There are good reasons for this
. Over the centuries, actual secret tunnels have been constructed – then forgotten about and rediscovered – for numerous purposes: for instance, to enable smugglers to evade the Customs & Excise men; to permit nobles to escape a besieged castle; or to allow priests access to a Catholic house unhindered during the Reformation. Equally, old buildings often seem to display signs of such clandestine passageways, although when properly excavated they mostly prove to be little more than the remains of an ancient drain or ice-house.
Pseudo-historical narrative and superficial evidence are woven around every tunnel rumour to lend a veneer of plausibility, which can whet the appetite of even the most circumspect local historian. Typically, however, the game is often given away by the impossibility of the structure. The tunnels of local folklore invariably run an unfeasible length or traverse impractical terrain. Some are supposed to pass beneath rivers, where the workings would quickly flood and collapse, or between points of radically different altitude. Whilst our ancestors were often remarkable engineers, such feats were undoubtedly beyond them.
As if secret tunnels were not themselves sufficiently stimulating to the imagination, they also proved fertile ground for more fantastic speculation. Supernatural entities frequently haunted these passages, from beasts guarding them from unwelcome incursions to ghosts tracing the route as they had done in life. Following his leap from Scar Top at Netherton, the Devil still wanders the network of tunnels beneath Castle Hill near Huddersfield, whilst only a short distance away at Lepton, the headless ghost of Sir Richard ‘Black Dick’ Beaumont stalks the course of a tunnel between Whitley Hall and a folly known as Black Dick’s Tower.

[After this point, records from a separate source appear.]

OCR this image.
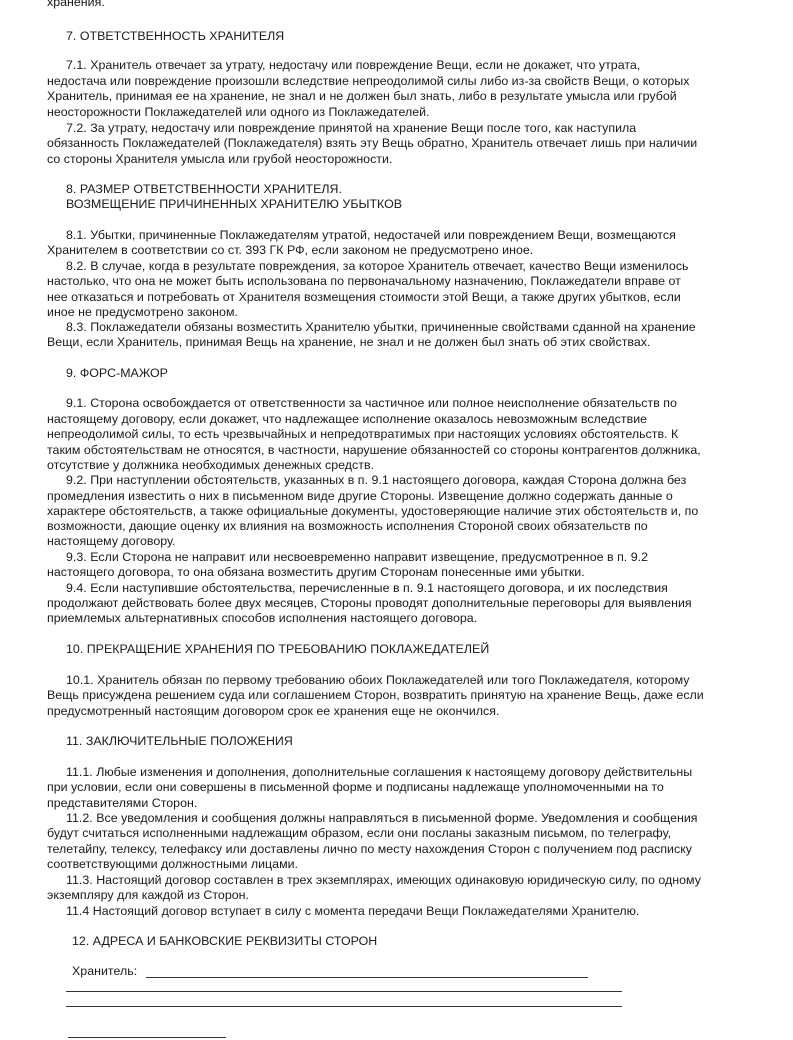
хранения.
7. ОТВЕТСТВЕННОСТЬ ХРАНИТЕЛЯ
7.1. Хранитель отвечает за утрату, недостачу или повреждение Вещи, если не докажет, что утрата,
недостача или повреждение произошли вследствие непреодолимой силы либо из-за свойств Вещи, о которых
Хранитель, принимая ее на хранение, не знал и не должен был знать, либо в результате умысла или грубой
неосторожности Поклажедателей или одного из Поклажедателей.
7.2. За утрату, недостачу или повреждение принятой на хранение Вещи после того, как наступила
обязанность Поклажедателей (Поклажедателя) взять эту Вещь обратно, Хранитель отвечает лишь при наличии
со стороны Хранителя умысла или грубой неосторожности.
8. РАЗМЕР ОТВЕТСТВЕННОСТИ ХРАНИТЕЛЯ.
ВОЗМЕЩЕНИЕ ПРИЧИНЕННЫХ ХРАНИТЕЛЮ УБЫТКОВ
8.1. Убытки, причиненные Поклажедателям утратой, недостачей или повреждением Вещи, возмещаются
Хранителем в соответствии со ст. 393 ГК РФ, если законом не предусмотрено иное.
8.2. В случае, когда в результате повреждения, за которое Хранитель отвечает, качество Вещи изменилось
настолько, что она не может быть использована по первоначальному назначению, Поклажедатели вправе от
нее отказаться и потребовать от Хранителя возмещения стоимости этой Вещи, а также других убытков, если
иное не предусмотрено законом.
8.3. Поклажедатели обязаны возместить Хранителю убытки, причиненные свойствами сданной на хранение
Вещи, если Хранитель, принимая Вещь на хранение, не знал и не должен был знать об этих свойствах.
9. ФОРС-МАЖОР
9.1. Сторона освобождается от ответственности за частичное или полное неисполнение обязательств по
настоящему договору, если докажет, что надлежащее исполнение оказалось невозможным вследствие
непреодолимой силы, то есть чрезвычайных и непредотвратимых при настоящих условиях обстоятельств. К
таким обстоятельствам не относятся, в частности, нарушение обязанностей со стороны контрагентов должника,
отсутствие у должника необходимых денежных средств.
9.2. При наступлении обстоятельств, указанных в п. 9.1 настоящего договора, каждая Сторона должна без
промедления известить о них в письменном виде другие Стороны. Извещение должно содержать данные о
характере обстоятельств, а также официальные документы, удостоверяющие наличие этих обстоятельств и, по
возможности, дающие оценку их влияния на возможность исполнения Стороной своих обязательств по
настоящему договору.
9.3. Если Сторона не направит или несвоевременно направит извещение, предусмотренное в п. 9.2
настоящего договора, то она обязана возместить другим Сторонам понесенные ими убытки.
9.4. Если наступившие обстоятельства, перечисленные в п. 9.1 настоящего договора, и их последствия
продолжают действовать более двух месяцев, Стороны проводят дополнительные переговоры для выявления
приемлемых альтернативных способов исполнения настоящего договора.
10. ПРЕКРАЩЕНИЕ ХРАНЕНИЯ ПО ТРЕБОВАНИЮ ПОКЛАЖЕДАТЕЛЕЙ
10.1. Хранитель обязан по первому требованию обоих Поклажедателей или того Поклажедателя, которому
Вещь присуждена решением суда или соглашением Сторон, возвратить принятую на хранение Вещь, даже если
предусмотренный настоящим договором срок ее хранения еще не окончился.
11. ЗАКЛЮЧИТЕЛЬНЫЕ ПОЛОЖЕНИЯ
11.1. Любые изменения и дополнения, дополнительные соглашения к настоящему договору действительны
при условии, если они совершены в письменной форме и подписаны надлежаще уполномоченными на то
представителями Сторон.
11.2. Все уведомления и сообщения должны направляться в письменной форме. Уведомления и сообщения
будут считаться исполненными надлежащим образом, если они посланы заказным письмом, по телеграфу,
телетайпу, телексу, телефаксу или доставлены лично по месту нахождения Сторон с получением под расписку
соответствующими должностными лицами.
11.3. Настоящий договор составлен в трех экземплярах, имеющих одинаковую юридическую силу, по одному
экземпляру для каждой из Сторон.
11.4 Настоящий договор вступает в силу с момента передачи Вещи Поклажедателями Хранителю.
12. АДРЕСА И БАНКОВСКИЕ РЕКВИЗИТЫ СТОРОН
Хранитель:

Tunnels are also known as one of many repositories for that other staple of local legend – buried treasure. Again, such rumours have a greater credibility than many pre-modern folk beliefs. Prehistoric and Anglo-Saxon burial mounds have been known to yield valuable grave goods, whilst prior to the existence of a proper banking system, burial was often the only way of securing personal wealth against the vicissitudes of fortune. During troubled times from the Roman occupation through the Dark Ages to the medieval period, men of property have entrusted their savings to the earth and for various reasons, never returned to reclaim it.